Советы одиного курильщика.Тринадцать рассказов про Татарникова. - Кантор Максим Карлович. Страница 38
— Артист! — закончил Гена рассказ. — Публику ему подавай!
— Актеру, как и политику, нужна публика, — согласился я, — актеру надо, чтобы зал рыдал! Коммунальная квартира — то, что надо! А богатые менеджеры на Рублевском шоссе — разве они зарыдают? Черта с два! Актеру надо эффекта достичь, чтобы зритель стонал, чтобы по полу ползал! Это и у актеров, и у политиков общее.
— Стоп. Сейчас мы его вычислим! — Гена ходил по комнате кругами, припоминая имена знаменитостей. — Ульянов? Нет, не то. Михалков? Пожалуй, крупноват… Любшин? Тихонов? Лановой! Точно, это Лановой, у него и выправка офицерская!
И вдруг майор Чухонцев притих, завял его энтузиазм.
— А лимузин правительственный где актер взял? Бутафория? Не сходится…

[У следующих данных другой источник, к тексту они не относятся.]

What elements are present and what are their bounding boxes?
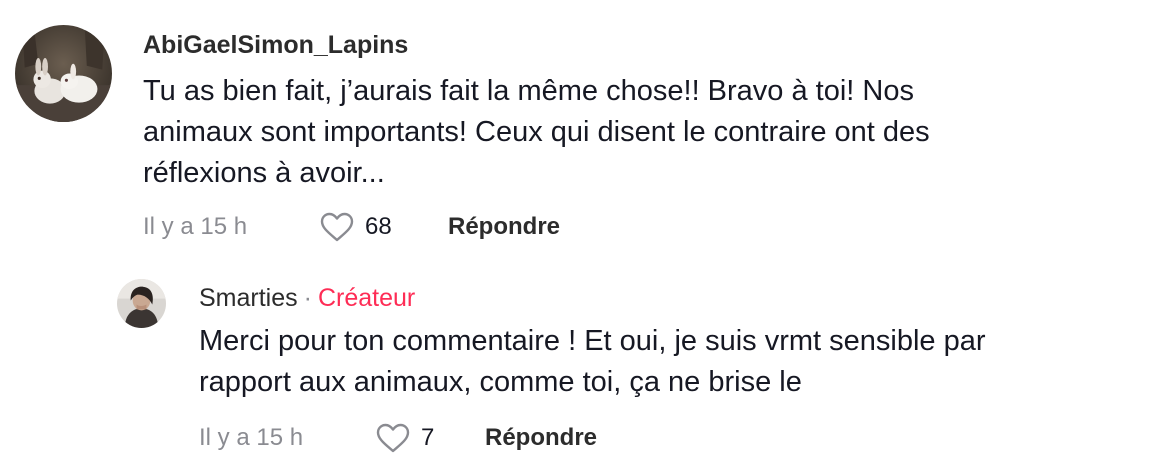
comment-text-line: réflexions à avoir... (143, 157, 385, 189)
reply-text-line: Merci pour ton commentaire ! Et oui, je … (199, 325, 986, 357)
comments-panel: AbiGaelSimon_Lapins Tu as bien fait, j’a… (0, 0, 1152, 458)
heart-outline-icon (376, 423, 410, 453)
separator-dot: · (303, 284, 312, 312)
reply-button[interactable]: Répondre (448, 213, 560, 241)
creator-badge: Créateur (317, 284, 416, 312)
comment-meta: Il y a 15 h 68 Répondre (143, 211, 560, 243)
reply-meta: Il y a 15 h 7 Répondre (199, 422, 597, 454)
comment-timestamp: Il y a 15 h (143, 213, 248, 240)
avatar[interactable] (117, 279, 166, 328)
like-count: 68 (365, 213, 392, 240)
heart-outline-icon (320, 212, 354, 242)
user-photo-avatar-icon (117, 279, 166, 328)
reply-username[interactable]: Smarties (199, 284, 298, 312)
reply-header: Smarties · Créateur (199, 284, 415, 313)
comment-text: Tu as bien fait, j’aurais fait la même c… (143, 71, 1143, 194)
like-button[interactable]: 68 (319, 211, 448, 243)
reply-text: Merci pour ton commentaire ! Et oui, je … (199, 321, 1139, 403)
like-count: 7 (421, 424, 435, 451)
avatar[interactable] (15, 25, 112, 122)
like-button[interactable]: 7 (375, 422, 485, 454)
rabbits-avatar-icon (15, 25, 112, 122)
comment-text-line: animaux sont importants! Ceux qui disent… (143, 116, 930, 148)
reply-timestamp: Il y a 15 h (199, 424, 304, 451)
comment-text-line: Tu as bien fait, j’aurais fait la même c… (143, 75, 914, 107)
reply-button[interactable]: Répondre (485, 424, 597, 452)
comment-username[interactable]: AbiGaelSimon_Lapins (143, 31, 408, 60)
reply-text-line: rapport aux animaux, comme toi, ça ne br… (199, 366, 802, 398)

Про лимузин я не подумал, действительно. В самом деле, не одолжишь в ведомственном гараже бронированный «Мерседес». Не сходится. А жалко, вариант красивый.

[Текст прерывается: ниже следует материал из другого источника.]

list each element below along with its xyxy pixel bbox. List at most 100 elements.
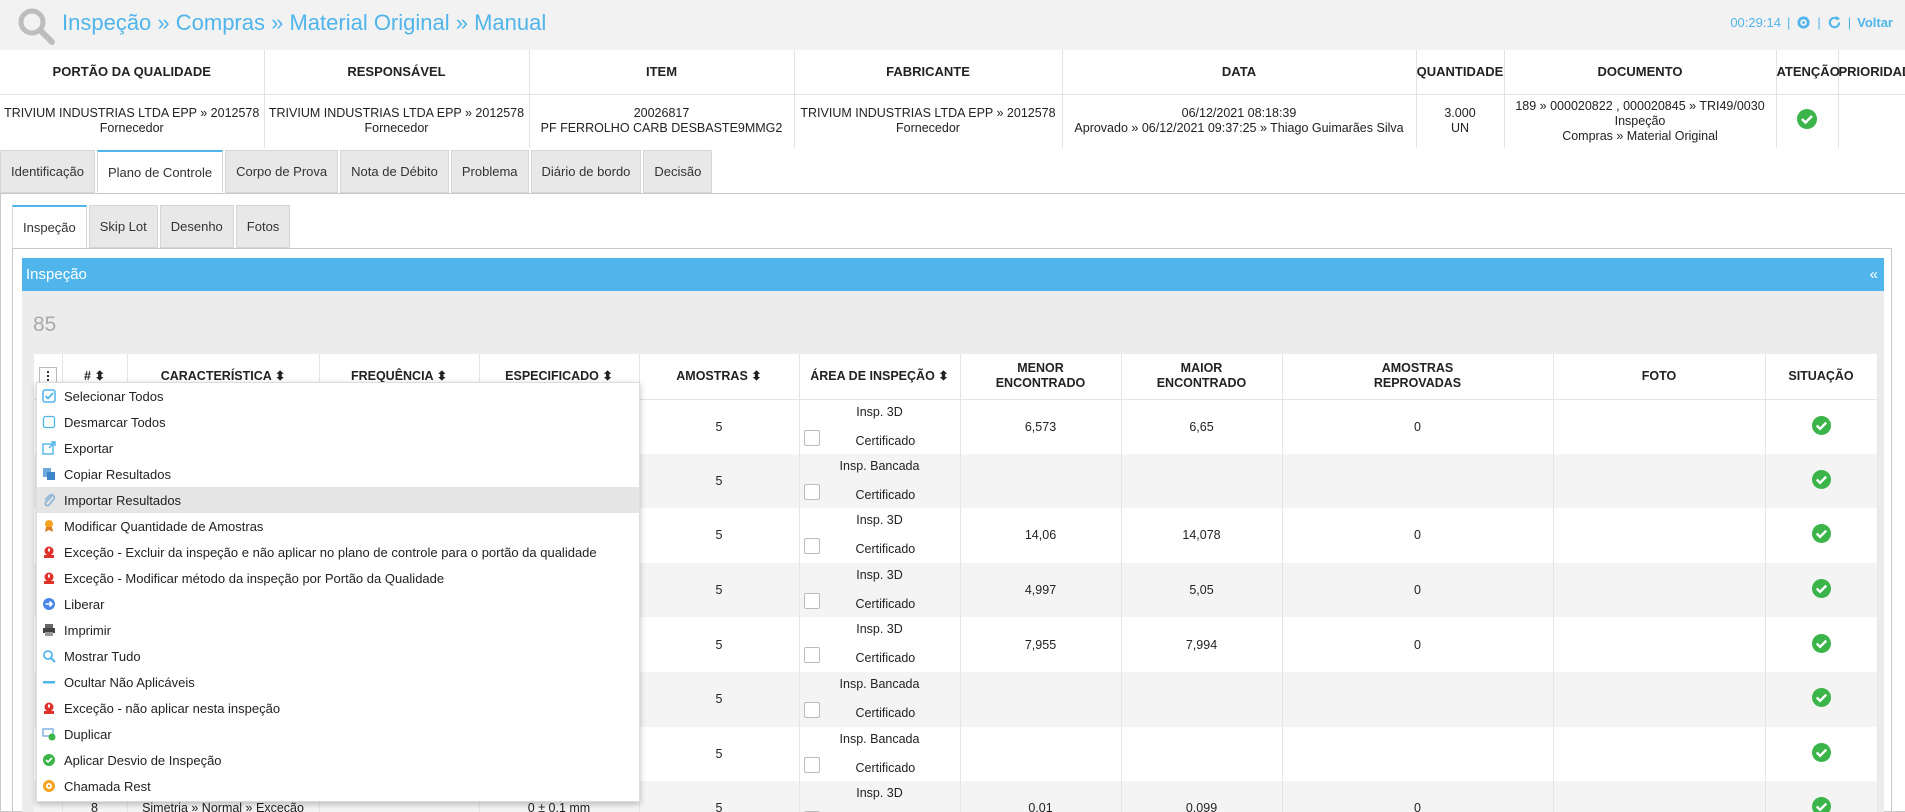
- tab-decisao[interactable]: Decisão: [643, 150, 713, 193]
- row-samples: 5: [639, 726, 800, 782]
- area-label: Insp. Bancada: [839, 731, 920, 746]
- area-label: Insp. 3D: [856, 513, 903, 528]
- col-samples[interactable]: AMOSTRAS ⬍: [639, 354, 800, 400]
- refresh-icon[interactable]: [1827, 15, 1842, 30]
- certificate-checkbox[interactable]: [803, 701, 820, 718]
- row-max-found: 7,994: [1121, 617, 1283, 672]
- gear-icon[interactable]: [1796, 15, 1811, 30]
- tab-nota-de-debito[interactable]: Nota de Débito: [340, 150, 449, 193]
- menu-item[interactable]: Exceção - não aplicar nesta inspeção: [37, 695, 639, 721]
- row-rejected: 0: [1282, 781, 1554, 812]
- row-photo[interactable]: [1553, 781, 1766, 812]
- back-link[interactable]: Voltar: [1857, 15, 1893, 30]
- inspection-title: Inspeção: [26, 266, 87, 283]
- menu-item[interactable]: Copiar Resultados: [37, 461, 639, 487]
- col-document: DOCUMENTO: [1504, 50, 1777, 95]
- row-max-found: [1121, 671, 1283, 727]
- menu-item[interactable]: Exceção - Modificar método da inspeção p…: [37, 565, 639, 591]
- row-samples: 5: [639, 671, 800, 727]
- row-photo[interactable]: [1553, 671, 1766, 727]
- attach-icon: [41, 492, 57, 508]
- menu-item[interactable]: Liberar: [37, 591, 639, 617]
- row-status: [1765, 453, 1878, 509]
- menu-item-label: Ocultar Não Aplicáveis: [64, 674, 195, 690]
- tab-corpo-de-prova[interactable]: Corpo de Prova: [225, 150, 339, 193]
- menu-item[interactable]: Imprimir: [37, 617, 639, 643]
- menu-item[interactable]: Exceção - Excluir da inspeção e não apli…: [37, 539, 639, 565]
- row-samples: 5: [639, 617, 800, 672]
- menu-item-label: Selecionar Todos: [64, 388, 164, 404]
- attention-cell: [1776, 94, 1839, 148]
- subtab-desenho[interactable]: Desenho: [159, 205, 234, 248]
- row-photo[interactable]: [1553, 726, 1766, 782]
- check-circle-icon: [1811, 797, 1831, 812]
- row-min-found: [960, 726, 1122, 782]
- menu-item-label: Modificar Quantidade de Amostras: [64, 518, 264, 534]
- menu-item-label: Chamada Rest: [64, 778, 151, 794]
- menu-item[interactable]: Modificar Quantidade de Amostras: [37, 513, 639, 539]
- row-status: [1765, 562, 1878, 618]
- row-min-found: 14,06: [960, 508, 1122, 563]
- subtab-fotos[interactable]: Fotos: [235, 205, 291, 248]
- date-cell: 06/12/2021 08:18:39 Aprovado » 06/12/2021…: [1062, 94, 1417, 148]
- exception-icon: [41, 700, 57, 716]
- row-samples: 5: [639, 781, 800, 812]
- exception-icon: [41, 570, 57, 586]
- menu-item[interactable]: Desmarcar Todos: [37, 409, 639, 435]
- row-max-found: 5,05: [1121, 562, 1283, 618]
- minus-icon: [41, 674, 57, 690]
- check-circle-icon: [1811, 688, 1831, 708]
- subtab-inspecao[interactable]: Inspeção: [12, 205, 87, 248]
- menu-item[interactable]: Chamada Rest: [37, 773, 639, 799]
- row-inspection-area: Insp. Bancada Certificado: [799, 453, 961, 509]
- menu-item[interactable]: Exportar: [37, 435, 639, 461]
- certificate-label: Certificado: [855, 542, 916, 557]
- row-max-found: 6,65: [1121, 399, 1283, 454]
- tab-identificacao[interactable]: Identificação: [0, 150, 95, 193]
- menu-item[interactable]: Duplicar: [37, 721, 639, 747]
- certificate-checkbox[interactable]: [803, 592, 820, 609]
- manufacturer-cell: TRIVIUM INDUSTRIAS LTDA EPP » 2012578 For…: [794, 94, 1063, 148]
- tab-problema[interactable]: Problema: [450, 150, 529, 193]
- exception-icon: [41, 544, 57, 560]
- row-photo[interactable]: [1553, 617, 1766, 672]
- menu-item-label: Exceção - Modificar método da inspeção p…: [64, 570, 445, 586]
- row-photo[interactable]: [1553, 399, 1766, 454]
- certificate-checkbox[interactable]: [803, 429, 820, 446]
- row-photo[interactable]: [1553, 453, 1766, 509]
- area-label: Insp. Bancada: [839, 676, 920, 691]
- check-circle-icon: [1811, 633, 1831, 653]
- menu-item[interactable]: Ocultar Não Aplicáveis: [37, 669, 639, 695]
- info-table: PORTÃO DA QUALIDADE RESPONSÁVEL ITEM FAB…: [0, 50, 1905, 148]
- page-title: Inspeção » Compras » Material Original »…: [62, 10, 547, 35]
- certificate-checkbox[interactable]: [803, 647, 820, 664]
- responsible-cell: TRIVIUM INDUSTRIAS LTDA EPP » 2012578 For…: [264, 94, 530, 148]
- gear-orange-icon: [41, 778, 57, 794]
- col-priority: PRIORIDADE: [1838, 50, 1905, 95]
- certificate-label: Certificado: [855, 651, 916, 666]
- certificate-checkbox[interactable]: [803, 756, 820, 773]
- row-min-found: [960, 453, 1122, 509]
- area-label: Insp. 3D: [856, 622, 903, 637]
- menu-item-label: Desmarcar Todos: [64, 414, 166, 430]
- col-responsible: RESPONSÁVEL: [264, 50, 530, 95]
- tab-diario-de-bordo[interactable]: Diário de bordo: [530, 150, 642, 193]
- main-tabs: Identificação Plano de Controle Corpo de…: [0, 150, 714, 193]
- subtab-skip-lot[interactable]: Skip Lot: [88, 205, 158, 248]
- certificate-label: Certificado: [855, 760, 916, 775]
- collapse-button[interactable]: «: [1870, 266, 1878, 283]
- col-inspection-area[interactable]: ÁREA DE INSPEÇÃO ⬍: [799, 354, 961, 400]
- tab-plano-de-controle[interactable]: Plano de Controle: [97, 150, 224, 193]
- certificate-checkbox[interactable]: [803, 483, 820, 500]
- row-actions-menu: Selecionar Todos Desmarcar Todos Exportar C…: [36, 382, 640, 802]
- row-status: [1765, 726, 1878, 782]
- row-inspection-area: Insp. Bancada Certificado: [799, 726, 961, 782]
- row-photo[interactable]: [1553, 508, 1766, 563]
- menu-item[interactable]: Mostrar Tudo: [37, 643, 639, 669]
- menu-item[interactable]: Aplicar Desvio de Inspeção: [37, 747, 639, 773]
- row-photo[interactable]: [1553, 562, 1766, 618]
- menu-item[interactable]: Importar Resultados: [37, 487, 639, 513]
- certificate-checkbox[interactable]: [803, 538, 820, 555]
- area-label: Insp. 3D: [856, 404, 903, 419]
- menu-item[interactable]: Selecionar Todos: [37, 383, 639, 409]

— Постой-ка, — сказал я Гене, — но ведь это может быть иностранная звезда. Почему обязательно отечественный актер? Когда певица Мадонна в Москву приезжает, ей всегда правительственный лимузин дают. Эти актеры столько о себе понимают! За полгода начинают условия выговаривать: мол, лимузин предоставьте с охраной, вооруженных мотоциклистов хочу, мигалку мне подай — все подряд просят!
— Значит, по-твоему, это певица Мадонна наши хрущобы бомбит? — посмотрел Гена яростно.
— Ну, может, ее ЦРУ попросило… Может быть, это диверсия такая, — разваливалась версия, я сам чувствовал.
— Давай-ка к Татарникову! — Гена Чухонцев сказал.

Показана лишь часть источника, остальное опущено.